I recently won a significant victory for a federal criminal client in United States District Court for the District of Maryland in a re-sentencing under Booker. https://www.silvermanthompson.com/lawyer-attorney-1301200.html In the Booker case, the Supreme Court of the United States ruled that the federal sentencing guidelines that apply to all criminal cases prosecuted in federal courts were no longer mandatory. The Court in Booker held that federal judges should consider the sentencing guidelines in fashioning a sentence, but that the guidelines were just one of many factors to be weighed in sentencing. These factors are laid out in federal law at 18 U.S.C.§3553(a) & (b). They include the nature and circumstances of the person, the need to protect the public from further crimes by the defendant, as well as the nature and circumstances of the offense.
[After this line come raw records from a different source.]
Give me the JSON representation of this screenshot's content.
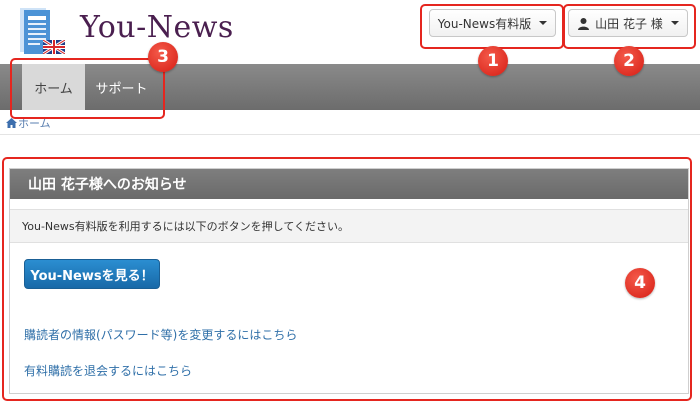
{
  "header": {
    "title": "You-News",
    "plan_button": "You-News有料版",
    "user_button": "山田 花子 様"
  },
  "nav": {
    "home": "ホーム",
    "support": "サポート"
  },
  "breadcrumb": {
    "home": "ホーム"
  },
  "panel": {
    "title": "山田 花子様へのお知らせ",
    "notice": "You-News有料版を利用するには以下のボタンを押してください。",
    "primary_button": "You-Newsを見る！",
    "link_change_info": "購読者の情報(パスワード等)を変更するにはこちら",
    "link_unsubscribe": "有料購読を退会するにはこちら"
  },
  "annotations": {
    "n1": "1",
    "n2": "2",
    "n3": "3",
    "n4": "4"
  },
  "colors": {
    "annotation": "#e5261f",
    "nav_bg": "#777777",
    "primary": "#1d75b9",
    "link": "#2f6fa8",
    "logo_text": "#4a1f4f"
  },
  "icons": {
    "logo": "newspaper-icon",
    "flag": "uk-flag-icon",
    "user": "user-icon",
    "home": "home-icon"
  }
}
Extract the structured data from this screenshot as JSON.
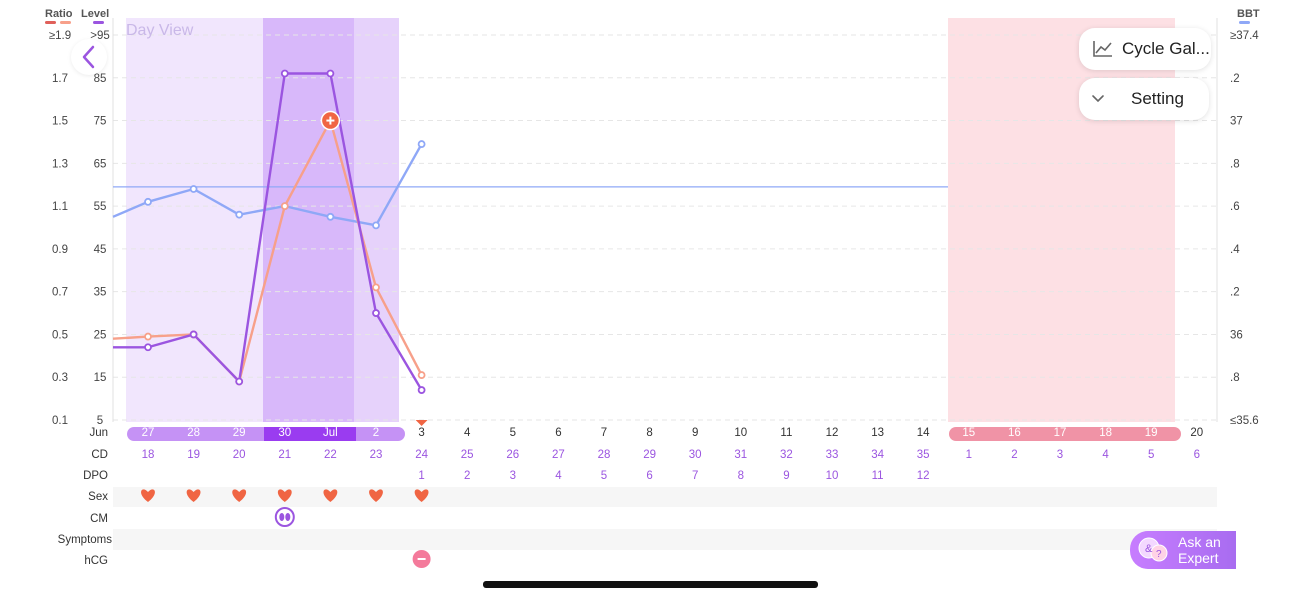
{
  "legend": {
    "ratio_label": "Ratio",
    "level_label": "Level",
    "bbt_label": "BBT",
    "ratio_colors": [
      "#e0605a",
      "#f7a08a"
    ],
    "level_color": "#9b55e0",
    "bbt_color": "#8fa8f7"
  },
  "left_axis": {
    "ratio_ticks": [
      "≥1.9",
      "1.7",
      "1.5",
      "1.3",
      "1.1",
      "0.9",
      "0.7",
      "0.5",
      "0.3",
      "0.1"
    ],
    "level_ticks": [
      ">95",
      "85",
      "75",
      "65",
      "55",
      "45",
      "35",
      "25",
      "15",
      "5"
    ]
  },
  "right_axis": {
    "bbt_ticks": [
      "≥37.4",
      ".2",
      "37",
      ".8",
      ".6",
      ".4",
      ".2",
      "36",
      ".8",
      "≤35.6"
    ]
  },
  "day_view_label": "Day View",
  "buttons": {
    "cycle_gallery": "Cycle Gal...",
    "setting": "Setting",
    "ask_expert_line1": "Ask an",
    "ask_expert_line2": "Expert"
  },
  "rows": {
    "month": "Jun",
    "cd": "CD",
    "dpo": "DPO",
    "sex": "Sex",
    "cm": "CM",
    "symptoms": "Symptoms",
    "hcg": "hCG"
  },
  "dates": [
    "27",
    "28",
    "29",
    "30",
    "Jul",
    "2",
    "3",
    "4",
    "5",
    "6",
    "7",
    "8",
    "9",
    "10",
    "11",
    "12",
    "13",
    "14",
    "15",
    "16",
    "17",
    "18",
    "19",
    "20"
  ],
  "cd_values": [
    "18",
    "19",
    "20",
    "21",
    "22",
    "23",
    "24",
    "25",
    "26",
    "27",
    "28",
    "29",
    "30",
    "31",
    "32",
    "33",
    "34",
    "35",
    "1",
    "2",
    "3",
    "4",
    "5",
    "6"
  ],
  "dpo_values": [
    "",
    "",
    "",
    "",
    "",
    "",
    "1",
    "2",
    "3",
    "4",
    "5",
    "6",
    "7",
    "8",
    "9",
    "10",
    "11",
    "12",
    "",
    "",
    "",
    "",
    "",
    ""
  ],
  "sex_days": [
    0,
    1,
    2,
    3,
    4,
    5,
    6
  ],
  "cm_days": [
    3
  ],
  "hcg_days": [
    6
  ],
  "chart_data": {
    "type": "line",
    "x": [
      "27",
      "28",
      "29",
      "30",
      "Jul",
      "2",
      "3"
    ],
    "series": [
      {
        "name": "Ratio",
        "color": "#f7a08a",
        "values": [
          0.49,
          0.5,
          0.28,
          1.1,
          1.5,
          0.72,
          0.31
        ],
        "leading_value": 0.48
      },
      {
        "name": "Level",
        "color": "#9b55e0",
        "values": [
          22,
          25,
          14,
          86,
          86,
          30,
          12
        ],
        "leading_value": 22
      },
      {
        "name": "BBT",
        "color": "#8fa8f7",
        "values": [
          36.62,
          36.68,
          36.56,
          36.6,
          36.55,
          36.51,
          36.89
        ],
        "leading_value": 36.55
      }
    ],
    "ratio_range": [
      0.1,
      1.9
    ],
    "level_range": [
      5,
      95
    ],
    "bbt_range": [
      35.6,
      37.4
    ],
    "coverline_bbt": 36.69,
    "peak_marker_day": "Jul",
    "today_marker_day": "3",
    "grid": true
  }
}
While the Court’s decision in Booker was not retroactive, the case does apply to cases that were on appeal at the time of the decision. In my recent case, the client had been convicted prior to Booker and sentenced to 174 months incarceration for being part of a multi-state drug conspiracy. The client’s trial defense attorney did not ask the federal appeals court to remand the case for a new sentencing in light of the Booker decision. I represented the client in a federal habeus suit in Maryland seeking that the client be re-sentenced.
In that case, the Chief Judge Legg agreed with our argument that the prior counsel’s failure to raise the Booker issue on appeal constituted ineffective assistance of counsel. He set the case in for a new sentencing hearing.